This is a somewhat expanded version the talk I’m giving to the Vancouver Software Developers’ Network tomorrow. I don’t think there’s is much that I haven’t said in previous blog postings, but I wanted to gather it all in one place.
“What is the variability between programmers?” is question I was curious about when I started my MS CS at UBC. In Silicon Valley, I’d heard a rule of thumb that there was a 100-to-1 difference in programmer productivity. My husband had heard ten-to-one; Joel on Software quotes one of his old profs to suggest that it is ten-to-one or larger.
Here is a drawing (deliberately crude, so nobody would think it represents actual data) of what I thought the histogram would look like of the number of programmers that finish a task in a certain time on the y-axis, and the time it takes on the x-axis.
The first problem here is that this just measures time, not quality. It is presumably faster to write lousy code than to write code that is clean, easy to read, easy to maintain, etc. That is a legitimate issue, but unfortunately my reading of peer-reviewed papers has not convinced me that anybody really knows how to measure quality.
There are some people who have measured coding speed, however. I have reported previously on experiments by Demarco and Lister, Dickey, Sachman, Curtis, and Ko which measure the time for a number of programmers to do a task. What I found is that the time histogram curve actually looks like this:
- The worst programmer isn’t 100 or 10 times slower than the best, the worst programmer — found at the end of a very long tail — is infinitely worse. If you think about it, I am going to be infinitely faser than a walrus. It is hard to program with those flippers. (I actually worked on a project with a contractor who, after a year, was let go because despite repeated requests, he had not checked in a single line of his code. I think that counts as infinitely slow.)
- The median programmer is about two to four times slower than the fastest on single tasks. (Because of regression to the mean, this advantage should get smaller with many tasks.)
- The curve is wickedly shifted to the left. This makes sense: there isn’t much you can do to get faster, but a LOT of things you can do to get slower. (Not ever check in your code, for example.)
What implications does this curve have?
- Don’t spend a lot of effort to hiring the absolute best; spend lots of effort to avoid hiring losers.
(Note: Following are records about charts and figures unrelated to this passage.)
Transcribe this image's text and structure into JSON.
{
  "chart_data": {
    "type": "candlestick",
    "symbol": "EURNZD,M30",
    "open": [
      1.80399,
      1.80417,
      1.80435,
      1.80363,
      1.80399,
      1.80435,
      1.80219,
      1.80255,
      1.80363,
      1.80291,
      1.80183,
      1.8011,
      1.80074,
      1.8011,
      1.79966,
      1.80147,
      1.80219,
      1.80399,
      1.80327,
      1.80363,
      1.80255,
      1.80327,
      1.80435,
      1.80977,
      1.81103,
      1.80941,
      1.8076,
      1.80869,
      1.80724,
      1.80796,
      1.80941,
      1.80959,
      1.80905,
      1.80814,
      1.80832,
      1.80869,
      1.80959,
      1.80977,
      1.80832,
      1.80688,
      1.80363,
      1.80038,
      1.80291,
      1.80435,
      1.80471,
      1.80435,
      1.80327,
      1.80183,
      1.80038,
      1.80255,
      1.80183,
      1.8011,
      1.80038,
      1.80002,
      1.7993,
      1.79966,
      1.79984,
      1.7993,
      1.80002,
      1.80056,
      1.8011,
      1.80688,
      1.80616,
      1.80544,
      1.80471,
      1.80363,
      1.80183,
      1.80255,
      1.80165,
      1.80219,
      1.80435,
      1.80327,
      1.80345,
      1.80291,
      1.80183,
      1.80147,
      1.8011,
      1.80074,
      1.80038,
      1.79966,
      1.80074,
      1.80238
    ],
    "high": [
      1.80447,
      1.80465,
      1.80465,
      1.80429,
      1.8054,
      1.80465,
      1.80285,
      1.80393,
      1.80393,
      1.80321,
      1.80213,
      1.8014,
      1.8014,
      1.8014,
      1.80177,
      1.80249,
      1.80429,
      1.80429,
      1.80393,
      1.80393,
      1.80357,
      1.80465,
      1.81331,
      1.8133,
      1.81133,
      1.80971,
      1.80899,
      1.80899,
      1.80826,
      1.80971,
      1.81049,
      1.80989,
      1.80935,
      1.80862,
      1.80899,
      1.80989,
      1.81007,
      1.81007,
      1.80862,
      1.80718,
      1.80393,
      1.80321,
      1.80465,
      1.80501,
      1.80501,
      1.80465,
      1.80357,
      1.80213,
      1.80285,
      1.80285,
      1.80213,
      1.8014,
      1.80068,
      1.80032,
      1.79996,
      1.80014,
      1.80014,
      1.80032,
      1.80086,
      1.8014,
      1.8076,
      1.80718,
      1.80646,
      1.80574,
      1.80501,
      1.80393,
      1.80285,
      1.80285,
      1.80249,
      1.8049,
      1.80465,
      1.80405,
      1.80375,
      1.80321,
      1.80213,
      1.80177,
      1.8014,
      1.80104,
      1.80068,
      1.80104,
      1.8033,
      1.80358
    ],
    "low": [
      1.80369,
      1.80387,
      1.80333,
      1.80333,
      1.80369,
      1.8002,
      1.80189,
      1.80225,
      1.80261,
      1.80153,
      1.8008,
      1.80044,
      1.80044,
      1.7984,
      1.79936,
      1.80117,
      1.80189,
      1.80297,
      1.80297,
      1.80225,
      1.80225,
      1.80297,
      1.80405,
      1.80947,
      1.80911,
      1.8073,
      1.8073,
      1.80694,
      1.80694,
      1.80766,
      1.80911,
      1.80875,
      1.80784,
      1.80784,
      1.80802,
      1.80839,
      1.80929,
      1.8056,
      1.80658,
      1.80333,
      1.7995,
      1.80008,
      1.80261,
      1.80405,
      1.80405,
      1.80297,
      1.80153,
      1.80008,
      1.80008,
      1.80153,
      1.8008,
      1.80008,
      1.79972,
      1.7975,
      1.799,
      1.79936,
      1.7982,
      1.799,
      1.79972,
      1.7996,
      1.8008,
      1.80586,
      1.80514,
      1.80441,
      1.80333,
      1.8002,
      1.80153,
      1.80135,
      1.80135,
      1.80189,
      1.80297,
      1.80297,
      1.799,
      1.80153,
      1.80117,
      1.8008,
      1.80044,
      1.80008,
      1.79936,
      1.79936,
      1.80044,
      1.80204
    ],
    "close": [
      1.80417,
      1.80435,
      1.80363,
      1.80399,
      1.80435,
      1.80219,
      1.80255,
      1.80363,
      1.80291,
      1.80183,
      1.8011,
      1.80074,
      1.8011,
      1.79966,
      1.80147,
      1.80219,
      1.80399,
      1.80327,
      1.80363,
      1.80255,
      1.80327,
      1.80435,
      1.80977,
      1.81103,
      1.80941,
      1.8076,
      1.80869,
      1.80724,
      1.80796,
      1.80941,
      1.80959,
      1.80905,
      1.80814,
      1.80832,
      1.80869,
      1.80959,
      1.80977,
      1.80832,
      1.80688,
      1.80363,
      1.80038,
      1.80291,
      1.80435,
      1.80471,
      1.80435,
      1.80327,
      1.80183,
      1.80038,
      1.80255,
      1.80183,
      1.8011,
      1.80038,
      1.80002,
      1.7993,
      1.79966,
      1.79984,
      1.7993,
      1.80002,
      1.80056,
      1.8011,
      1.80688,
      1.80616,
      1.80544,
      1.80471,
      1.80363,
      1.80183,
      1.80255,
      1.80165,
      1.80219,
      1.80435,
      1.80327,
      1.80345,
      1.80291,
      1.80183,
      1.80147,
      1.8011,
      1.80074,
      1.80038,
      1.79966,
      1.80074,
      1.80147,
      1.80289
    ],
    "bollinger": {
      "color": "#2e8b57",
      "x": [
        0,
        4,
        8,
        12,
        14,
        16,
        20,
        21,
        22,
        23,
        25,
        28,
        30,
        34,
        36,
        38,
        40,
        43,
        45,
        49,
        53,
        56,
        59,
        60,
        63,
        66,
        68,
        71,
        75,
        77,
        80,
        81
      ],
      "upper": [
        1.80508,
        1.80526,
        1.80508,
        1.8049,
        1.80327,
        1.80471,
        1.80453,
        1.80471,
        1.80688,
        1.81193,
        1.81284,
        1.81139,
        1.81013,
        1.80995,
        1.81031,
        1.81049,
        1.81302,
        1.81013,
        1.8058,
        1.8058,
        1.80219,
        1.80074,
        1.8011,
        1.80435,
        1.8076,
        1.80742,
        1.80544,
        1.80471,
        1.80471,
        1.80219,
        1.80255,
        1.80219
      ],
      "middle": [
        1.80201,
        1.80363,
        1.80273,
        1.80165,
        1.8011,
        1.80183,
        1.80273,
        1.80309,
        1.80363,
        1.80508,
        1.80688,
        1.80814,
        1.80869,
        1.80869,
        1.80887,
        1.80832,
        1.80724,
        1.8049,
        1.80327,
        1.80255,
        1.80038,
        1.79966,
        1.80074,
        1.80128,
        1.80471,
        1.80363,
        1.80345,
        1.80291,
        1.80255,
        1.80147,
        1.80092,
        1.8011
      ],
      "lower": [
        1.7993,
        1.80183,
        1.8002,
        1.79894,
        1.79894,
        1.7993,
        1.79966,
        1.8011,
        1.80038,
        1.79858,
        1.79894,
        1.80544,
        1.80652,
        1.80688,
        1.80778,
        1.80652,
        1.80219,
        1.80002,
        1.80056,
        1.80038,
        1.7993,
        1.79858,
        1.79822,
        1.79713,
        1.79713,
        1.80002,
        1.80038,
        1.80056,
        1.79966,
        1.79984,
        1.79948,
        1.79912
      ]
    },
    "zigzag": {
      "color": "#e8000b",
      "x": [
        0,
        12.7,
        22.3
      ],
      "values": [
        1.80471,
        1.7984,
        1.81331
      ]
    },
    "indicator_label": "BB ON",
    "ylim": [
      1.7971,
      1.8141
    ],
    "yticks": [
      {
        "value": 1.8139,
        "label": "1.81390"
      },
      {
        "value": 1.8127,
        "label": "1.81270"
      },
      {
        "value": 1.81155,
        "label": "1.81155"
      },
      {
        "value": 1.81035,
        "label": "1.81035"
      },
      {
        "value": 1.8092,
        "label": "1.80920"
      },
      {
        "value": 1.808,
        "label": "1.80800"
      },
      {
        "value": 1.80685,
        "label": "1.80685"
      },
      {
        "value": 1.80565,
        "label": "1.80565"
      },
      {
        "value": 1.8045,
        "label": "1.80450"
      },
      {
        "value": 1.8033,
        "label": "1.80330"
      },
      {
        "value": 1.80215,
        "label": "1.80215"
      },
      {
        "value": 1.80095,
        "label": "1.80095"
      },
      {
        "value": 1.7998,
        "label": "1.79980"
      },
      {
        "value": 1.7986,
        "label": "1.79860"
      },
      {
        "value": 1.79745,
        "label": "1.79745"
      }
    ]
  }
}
- Don’t spend a lot of effort to learning how to type faster; spend lots of effort to figure out how to avoid getting stuck.
“Don’t get stuck” is easier said than done, of course, but there are things you can do.
- When you have a question — e.g. “Why is Foo set to 3 instead of 5?” — write down three hypotheses for what the answer might be. This can help you avoid confirmation bias. I came up with this idea after reading that breadth-first-ish approaches to problems are more successful than more depth-first-ish searches. I don’t have any research on it, but writing three hypotheses helps me a lot.
- Explain your question/problem to someone. It doesn’t even need to be someone who knows anything about coding. While there is little academic research on verbalizing, there are lots of anecdotes on it being helpful to verbalize. Anecdotes say that “rubber ducking” is useful, and that has been my experience as well. Verbalizing might also be part of why I find writing down three hypotheses so useful.
- Ask for help! Someone familiar with the particular area that you are investigating might be harder to find than a rubber duck, but sometimes can be more useful.
- Note to managers: your new hires will probably feel uncomfortable interrupting you to ask for help. Instead of making them come interrupt you, go to them. Once or twice per day, stop by their office and spend some time with them. Ask to see what they are doing; pair program with them for a little while. When they are new, you are more likely to catch them being stuck than not being stuck, so you can proactively un-stick them. Even if they are not stuck, you can still probably give good pointers on tools and techniques.
- Use tools to help you find the answers to your questions! There are all kinds of great tools available now that can help you answer questions.
- Omniscient debuggers: Debuggers like odb and undoDB keep track of every variable’s state change and then let you trace backwards to where that variable changed state. (Note: Cisco also made an Eclipse plugin for omniscient debugging in C++, but for internal use only.)
- Many code coverage tool will also color lines based on whether they were executed or not. This is a cheap way to see which execution paths were taken! Examples include Visual Studio, the Intel C++ Code Coverage Tool, and the Eclipse plug-in EclEmma.
- One of the questions that I frequently ask is, “How do I get information from class Foo over to class Bar?” Prospector and Strathcona can help with that. Strathcona looks for examples of existing code in your code base that gets you from Foo to Bar; Prospector looks for existing code, and also traverses the tree of classes that can be reached from a given class to answer that question.
- Use tools to keep you from having to get stuck in the first place.
- Findbugs looks for code that “looks funny” and which is likely to have errors in it.
- JML allows the user to specify all kinds of “contracts” about how a method will work — preconditions, post-conditions, invariants, etc — in a very rich way. If anybody breaks those contracts (e.g. by passing illegal arguments), it gets flagged. It sounds like it would be really tedious to generate all those promises, but the tool Daikon can help. Daikon can generate promises based on actual run data; if something changes to violate the promises, it will flag it. (The contracts also work as extra documentation.)